Answer: (c). None of these types is substitutable for the other.


  1. Consider two types: Point (having as members two coordinates) and ColoredPoint (having as members two coordinates and a color). If you were to establish a relationship between these types, what would you say?


(a) Point could inherit ColoredPoint

(b) ColoredPoint could inherit Point

(c) None of the above

(d) Either of (a), (b)


Answer: (b).


  1. In our PL/0 implementation, what is the relationship between the hierarchy rooted in Type and that rooted in TypeAST?


(a) TypeAST is the type as parsed, and Type is the type used for typechecking purposes

(b) Type is the type as parsed, and TypeAST is the type as stored in the AST.

(c) Type inherits TypeAST

(d) TypeAST inherits Type


Answer: (a).


  1. How does PL/0 solve the dangling else problem?


(a) The if-else statement is defined in a manner that avoids the dangling else altogether

(b) The IfStmt class has a simple hack to take care of that

(c) The grammar uses an intermediate nonterminal to eliminate the ambiguity


Answer: (a). By the language definition, after the then clause, you either see end (case in which you're done) or else (case in which there's an else branch). There's no ambiguity.

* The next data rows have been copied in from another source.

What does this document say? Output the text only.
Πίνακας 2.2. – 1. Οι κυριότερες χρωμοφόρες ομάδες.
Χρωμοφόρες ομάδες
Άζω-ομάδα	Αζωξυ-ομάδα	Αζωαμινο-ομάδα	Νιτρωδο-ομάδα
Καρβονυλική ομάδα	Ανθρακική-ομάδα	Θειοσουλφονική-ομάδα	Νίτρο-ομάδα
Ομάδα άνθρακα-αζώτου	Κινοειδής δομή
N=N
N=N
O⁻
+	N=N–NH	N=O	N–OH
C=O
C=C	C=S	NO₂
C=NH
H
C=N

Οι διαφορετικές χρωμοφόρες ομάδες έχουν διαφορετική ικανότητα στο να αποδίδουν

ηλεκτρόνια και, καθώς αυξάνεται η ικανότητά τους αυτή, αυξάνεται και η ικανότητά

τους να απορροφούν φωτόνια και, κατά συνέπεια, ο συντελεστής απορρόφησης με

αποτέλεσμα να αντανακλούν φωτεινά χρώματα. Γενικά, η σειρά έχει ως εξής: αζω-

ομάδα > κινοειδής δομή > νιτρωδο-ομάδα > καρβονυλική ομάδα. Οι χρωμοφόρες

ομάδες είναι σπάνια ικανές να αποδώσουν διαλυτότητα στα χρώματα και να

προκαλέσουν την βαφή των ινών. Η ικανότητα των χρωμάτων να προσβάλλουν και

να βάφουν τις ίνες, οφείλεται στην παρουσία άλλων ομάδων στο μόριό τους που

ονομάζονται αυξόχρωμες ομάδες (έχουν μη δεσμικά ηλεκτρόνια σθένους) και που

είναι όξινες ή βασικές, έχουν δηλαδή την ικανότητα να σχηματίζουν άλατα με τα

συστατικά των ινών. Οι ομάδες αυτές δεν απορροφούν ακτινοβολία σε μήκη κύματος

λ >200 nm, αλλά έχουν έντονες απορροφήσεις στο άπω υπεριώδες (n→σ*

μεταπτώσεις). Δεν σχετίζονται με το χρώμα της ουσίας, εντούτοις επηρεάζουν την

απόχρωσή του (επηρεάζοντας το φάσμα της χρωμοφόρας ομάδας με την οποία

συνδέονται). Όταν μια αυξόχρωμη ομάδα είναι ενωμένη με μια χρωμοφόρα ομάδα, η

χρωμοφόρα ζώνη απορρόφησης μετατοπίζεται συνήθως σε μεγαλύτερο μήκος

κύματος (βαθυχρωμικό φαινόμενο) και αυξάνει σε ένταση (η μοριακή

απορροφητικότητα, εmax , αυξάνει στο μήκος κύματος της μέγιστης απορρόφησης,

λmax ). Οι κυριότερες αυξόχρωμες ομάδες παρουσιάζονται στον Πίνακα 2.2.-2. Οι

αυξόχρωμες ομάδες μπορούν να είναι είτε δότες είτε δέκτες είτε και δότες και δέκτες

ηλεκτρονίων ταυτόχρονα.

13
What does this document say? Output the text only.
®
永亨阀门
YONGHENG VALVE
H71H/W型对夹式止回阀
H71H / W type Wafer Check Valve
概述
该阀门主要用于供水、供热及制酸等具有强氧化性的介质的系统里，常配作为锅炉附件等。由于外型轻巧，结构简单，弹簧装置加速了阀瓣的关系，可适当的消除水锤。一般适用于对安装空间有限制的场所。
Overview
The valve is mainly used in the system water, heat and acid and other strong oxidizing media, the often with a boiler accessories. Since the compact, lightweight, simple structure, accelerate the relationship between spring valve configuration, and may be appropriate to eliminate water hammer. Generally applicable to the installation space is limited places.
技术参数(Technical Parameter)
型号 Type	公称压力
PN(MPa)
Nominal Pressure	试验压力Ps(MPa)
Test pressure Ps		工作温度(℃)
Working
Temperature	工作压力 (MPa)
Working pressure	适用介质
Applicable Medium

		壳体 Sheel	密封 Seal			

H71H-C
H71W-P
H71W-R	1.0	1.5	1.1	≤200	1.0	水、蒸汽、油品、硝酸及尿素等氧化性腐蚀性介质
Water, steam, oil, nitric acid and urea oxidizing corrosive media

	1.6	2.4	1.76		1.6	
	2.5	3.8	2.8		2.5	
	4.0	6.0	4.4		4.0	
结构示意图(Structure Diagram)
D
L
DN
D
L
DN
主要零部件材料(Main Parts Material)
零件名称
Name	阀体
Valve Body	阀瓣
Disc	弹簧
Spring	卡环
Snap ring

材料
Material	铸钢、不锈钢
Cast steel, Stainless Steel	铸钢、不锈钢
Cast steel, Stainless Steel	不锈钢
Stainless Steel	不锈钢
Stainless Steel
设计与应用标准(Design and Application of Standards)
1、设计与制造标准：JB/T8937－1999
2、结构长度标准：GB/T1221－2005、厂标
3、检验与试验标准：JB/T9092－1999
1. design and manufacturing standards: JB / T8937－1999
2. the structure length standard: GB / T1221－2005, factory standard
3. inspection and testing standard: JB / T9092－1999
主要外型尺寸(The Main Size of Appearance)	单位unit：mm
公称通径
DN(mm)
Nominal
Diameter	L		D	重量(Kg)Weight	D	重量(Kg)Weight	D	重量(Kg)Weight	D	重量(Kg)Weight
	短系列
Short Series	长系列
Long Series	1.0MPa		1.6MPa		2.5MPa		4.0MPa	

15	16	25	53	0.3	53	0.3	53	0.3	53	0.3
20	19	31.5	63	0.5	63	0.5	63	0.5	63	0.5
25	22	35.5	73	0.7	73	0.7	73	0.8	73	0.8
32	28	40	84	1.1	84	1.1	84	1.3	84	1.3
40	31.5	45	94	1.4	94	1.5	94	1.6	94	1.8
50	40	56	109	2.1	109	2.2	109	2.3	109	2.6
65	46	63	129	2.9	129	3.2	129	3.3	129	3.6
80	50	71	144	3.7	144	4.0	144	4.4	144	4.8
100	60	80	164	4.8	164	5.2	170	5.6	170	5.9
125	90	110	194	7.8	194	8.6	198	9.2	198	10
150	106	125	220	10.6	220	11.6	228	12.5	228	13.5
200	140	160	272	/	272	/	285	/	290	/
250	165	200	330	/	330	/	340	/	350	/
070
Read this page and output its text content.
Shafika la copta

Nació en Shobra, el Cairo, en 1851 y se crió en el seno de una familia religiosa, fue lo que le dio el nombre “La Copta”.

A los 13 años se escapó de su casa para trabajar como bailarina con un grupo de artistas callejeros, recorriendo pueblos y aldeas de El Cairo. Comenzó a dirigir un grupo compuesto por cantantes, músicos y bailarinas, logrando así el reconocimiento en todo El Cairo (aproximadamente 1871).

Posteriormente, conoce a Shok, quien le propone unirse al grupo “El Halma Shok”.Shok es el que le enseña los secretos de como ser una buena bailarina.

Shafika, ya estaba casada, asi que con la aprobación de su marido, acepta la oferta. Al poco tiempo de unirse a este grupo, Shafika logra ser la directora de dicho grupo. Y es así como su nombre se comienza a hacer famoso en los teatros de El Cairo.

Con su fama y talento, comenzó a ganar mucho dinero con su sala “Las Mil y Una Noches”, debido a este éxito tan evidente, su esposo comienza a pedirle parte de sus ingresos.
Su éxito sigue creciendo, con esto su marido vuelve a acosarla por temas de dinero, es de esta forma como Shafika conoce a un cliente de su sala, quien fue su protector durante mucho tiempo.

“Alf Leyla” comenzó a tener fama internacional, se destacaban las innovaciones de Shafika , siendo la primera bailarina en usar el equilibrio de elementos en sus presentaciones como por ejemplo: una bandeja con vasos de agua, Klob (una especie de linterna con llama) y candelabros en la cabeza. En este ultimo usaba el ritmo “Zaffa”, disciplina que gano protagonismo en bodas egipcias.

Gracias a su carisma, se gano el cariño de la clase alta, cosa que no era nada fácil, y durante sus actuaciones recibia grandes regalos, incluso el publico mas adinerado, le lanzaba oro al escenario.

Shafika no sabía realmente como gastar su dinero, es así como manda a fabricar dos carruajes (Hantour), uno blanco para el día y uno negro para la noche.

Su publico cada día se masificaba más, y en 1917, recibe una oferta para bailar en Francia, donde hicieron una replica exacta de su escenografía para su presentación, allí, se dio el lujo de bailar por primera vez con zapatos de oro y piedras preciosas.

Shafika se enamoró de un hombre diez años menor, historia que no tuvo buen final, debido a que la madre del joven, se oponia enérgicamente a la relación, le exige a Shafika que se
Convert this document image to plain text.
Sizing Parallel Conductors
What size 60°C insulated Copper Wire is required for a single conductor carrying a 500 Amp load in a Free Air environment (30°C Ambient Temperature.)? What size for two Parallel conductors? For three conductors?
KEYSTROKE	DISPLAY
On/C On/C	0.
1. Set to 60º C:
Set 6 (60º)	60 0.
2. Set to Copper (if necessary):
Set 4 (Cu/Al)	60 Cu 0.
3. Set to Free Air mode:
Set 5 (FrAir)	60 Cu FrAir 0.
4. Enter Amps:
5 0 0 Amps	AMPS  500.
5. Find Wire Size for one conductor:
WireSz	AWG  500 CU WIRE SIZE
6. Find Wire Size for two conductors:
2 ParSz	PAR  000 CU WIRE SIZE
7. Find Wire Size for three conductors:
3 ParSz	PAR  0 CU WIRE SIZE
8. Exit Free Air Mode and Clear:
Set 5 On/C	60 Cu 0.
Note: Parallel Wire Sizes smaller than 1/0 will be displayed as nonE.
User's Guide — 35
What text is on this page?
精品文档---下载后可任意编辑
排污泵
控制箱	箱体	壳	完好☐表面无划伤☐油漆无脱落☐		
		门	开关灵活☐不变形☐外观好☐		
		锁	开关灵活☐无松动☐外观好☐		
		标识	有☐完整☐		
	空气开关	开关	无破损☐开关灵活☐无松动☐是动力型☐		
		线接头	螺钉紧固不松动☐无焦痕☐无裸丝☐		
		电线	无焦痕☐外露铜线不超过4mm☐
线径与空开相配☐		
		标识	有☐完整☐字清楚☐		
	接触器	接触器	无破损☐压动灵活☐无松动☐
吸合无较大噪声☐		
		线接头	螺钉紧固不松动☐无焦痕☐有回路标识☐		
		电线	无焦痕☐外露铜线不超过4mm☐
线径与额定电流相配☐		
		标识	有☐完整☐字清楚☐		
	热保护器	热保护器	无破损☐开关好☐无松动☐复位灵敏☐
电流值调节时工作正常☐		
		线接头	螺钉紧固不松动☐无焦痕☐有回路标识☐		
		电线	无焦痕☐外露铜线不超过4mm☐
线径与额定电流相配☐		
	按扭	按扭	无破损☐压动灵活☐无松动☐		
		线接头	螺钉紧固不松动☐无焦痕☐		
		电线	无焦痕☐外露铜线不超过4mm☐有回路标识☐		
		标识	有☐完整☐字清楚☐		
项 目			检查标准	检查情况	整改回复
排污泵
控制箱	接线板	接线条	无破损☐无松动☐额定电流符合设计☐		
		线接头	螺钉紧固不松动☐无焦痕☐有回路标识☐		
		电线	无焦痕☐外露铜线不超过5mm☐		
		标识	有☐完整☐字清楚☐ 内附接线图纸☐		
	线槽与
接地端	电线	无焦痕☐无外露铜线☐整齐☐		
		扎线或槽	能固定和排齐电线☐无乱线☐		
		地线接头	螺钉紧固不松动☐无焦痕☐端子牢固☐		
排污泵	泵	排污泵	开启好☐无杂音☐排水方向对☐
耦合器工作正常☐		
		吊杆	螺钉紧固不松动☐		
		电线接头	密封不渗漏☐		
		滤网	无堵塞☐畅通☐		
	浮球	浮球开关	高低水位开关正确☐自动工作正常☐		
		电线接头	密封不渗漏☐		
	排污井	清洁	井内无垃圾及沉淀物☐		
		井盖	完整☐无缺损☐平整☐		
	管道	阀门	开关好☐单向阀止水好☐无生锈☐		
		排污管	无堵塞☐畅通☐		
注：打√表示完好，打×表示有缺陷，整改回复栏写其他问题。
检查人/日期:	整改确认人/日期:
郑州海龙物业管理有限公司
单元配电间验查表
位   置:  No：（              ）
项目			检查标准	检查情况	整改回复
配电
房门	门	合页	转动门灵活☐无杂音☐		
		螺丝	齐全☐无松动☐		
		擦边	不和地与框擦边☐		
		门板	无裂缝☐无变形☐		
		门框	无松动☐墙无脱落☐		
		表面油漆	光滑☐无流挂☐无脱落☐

  1. How is an assignment typechecked in the new (enhanced) PL/0?


(a) The left-hand-side and right-hand-side expressions must be of the same type

(b) The left-hand-side and right-hand-side expressions must be of the same type, and the left-hand-side expression must refer to an lvalue.

(c) The left-hand-side and right-hand-side expressions must be of the same type, and the left-hand-side expression must be a variable name.

(d) The right-hand-side type must be convertible to the left-hand side type, and the left-hand-side expression must refer to an lvalue.


Answer: (b). Arrays make answer (c) insufficient.


  1. What can you say about downcasts and upcasts in C++?


(a) Downcasts are always safe, upcasts are sometimes unsafe

(b) Upcasts are always safe, downcasts are sometimes unsafe

(c) Both can be unsafe

(d) Both are safe


Answer: (b). Upcasts are derived-to-base conversions and are always safe. Downcasts (base-to-derived) are ok only if the pointer or reference actually refers to what the cast claims it refers.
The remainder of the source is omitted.